Introducing CO into 1000mL of qualified sodium vanadium solution₂Gas, so that the pH value of the solution is reduced to 8.0; filtering to obtain purified vanadium liquid; adding 0.04g of polyethylene glycol (molecular weight is 1000, the dosage of the polyethylene glycol is 0.04g/L) and 20.74g of ammonium sulfate (the dosage of the ammonium sulfate is 1 time of the total vanadium mass in the sodium vanadium solution), stirring and dissolving, and then adjusting the pH value of the solution to 1.8 by adopting sulfuric acid; heating to 90 deg.C, reacting under stirring for 60min, filtering, and washing to obtain ammonium polyvanadate with vanadium precipitation rate of 99.05% and bulk density of 0.75g/cm³。

Example 2

Introducing CO into 600mL of qualified sodium vanadium solution₂Gas, so that the pH value of the solution is reduced to 9.0; filtering to obtain purified vanadium liquid; adding 0.1g polyethylene glycol (molecular weight 600, polyethylene glycol dosage is 0.17g/L) and 14.46g ammonium sulfate (ammonium salt dosage is 0.8 times of total vanadium mass in sodium vanadium solution), stirring for dissolving,then adjusting the pH value of the solution to 2 by adopting sulfuric acid; heating to 80 deg.C, reacting under stirring for 30min, filtering, and washing to obtain ammonium polyvanadate with vanadium precipitation rate of 99.38% and bulk density of 0.81g/cm³。

Example 3

Introducing CO into 1500mL of qualified sodium vanadium solution₂Gas, so that the pH value of the solution is reduced to 8.4; filtering to obtain purified vanadium liquid; adding 0.2g of polyethylene glycol (the molecular weight is 400, and the dosage of the polyethylene glycol is 0.13g/L) and 8.96g of ammonium sulfate (the dosage of the ammonium salt is 0.6 times of the total vanadium mass in the sodium vanadium solution), stirring and dissolving, and then adjusting the pH value of the solution to 2.2 by adopting sulfuric acid; heating to 60 deg.C, reacting under stirring for 45min, filtering, and washing to obtain ammonium polyvanadate with vanadium precipitation rate of 99.57% and bulk density of 0.83g/cm³。

Comparative example 1

Adding 33.92g of ammonium sulfate (the dosage of ammonium salt is 2.0 times of the total vanadium mass in the sodium vanadium solution) into 500mL of sodium-treated qualified vanadium solution, stirring for dissolving, and then adjusting the pH value of the solution to 2.0 by adopting sulfuric acid; heating to boiling, reacting for 45min under stirring, filtering, and washing to obtain ammonium polyvanadate with vanadium precipitation rate of 99.81% and bulk density of 0.78g/cm³。

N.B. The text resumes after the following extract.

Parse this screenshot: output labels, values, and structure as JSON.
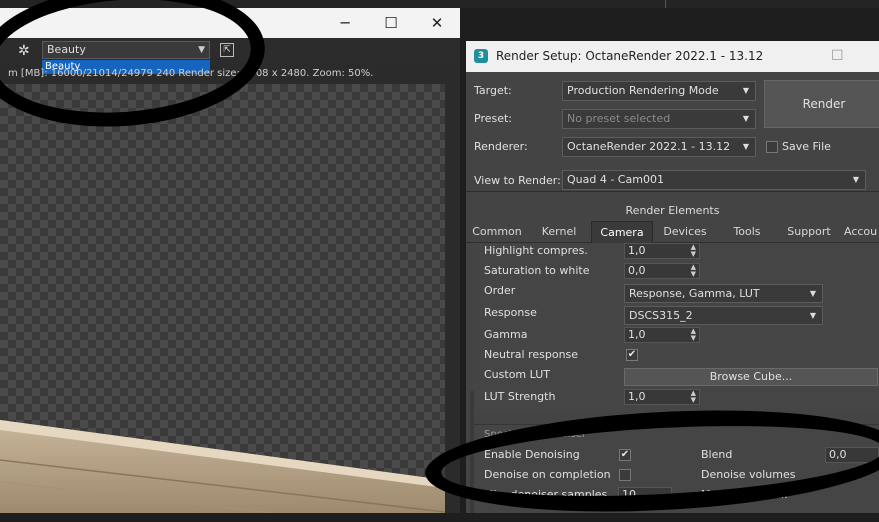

It can be seen from examples 1 to 3 and comparative example 1 that the amount of ammonium salt used in the examples was reduced by 50% or more than that in comparative example 1, but the vanadium deposition rate and the bulk density of ammonium polyvanadate in the examples were comparable to those in comparative example 1.

The preferred embodiments of the present invention have been described above in detail, but the present invention is not limited thereto. Within the scope of the technical idea of the invention, many simple modifications can be made to the technical solution of the invention, including combinations of various technical features in any other suitable way, and these simple modifications and combinations should also be regarded as the disclosure of the invention, and all fall within the scope of the invention.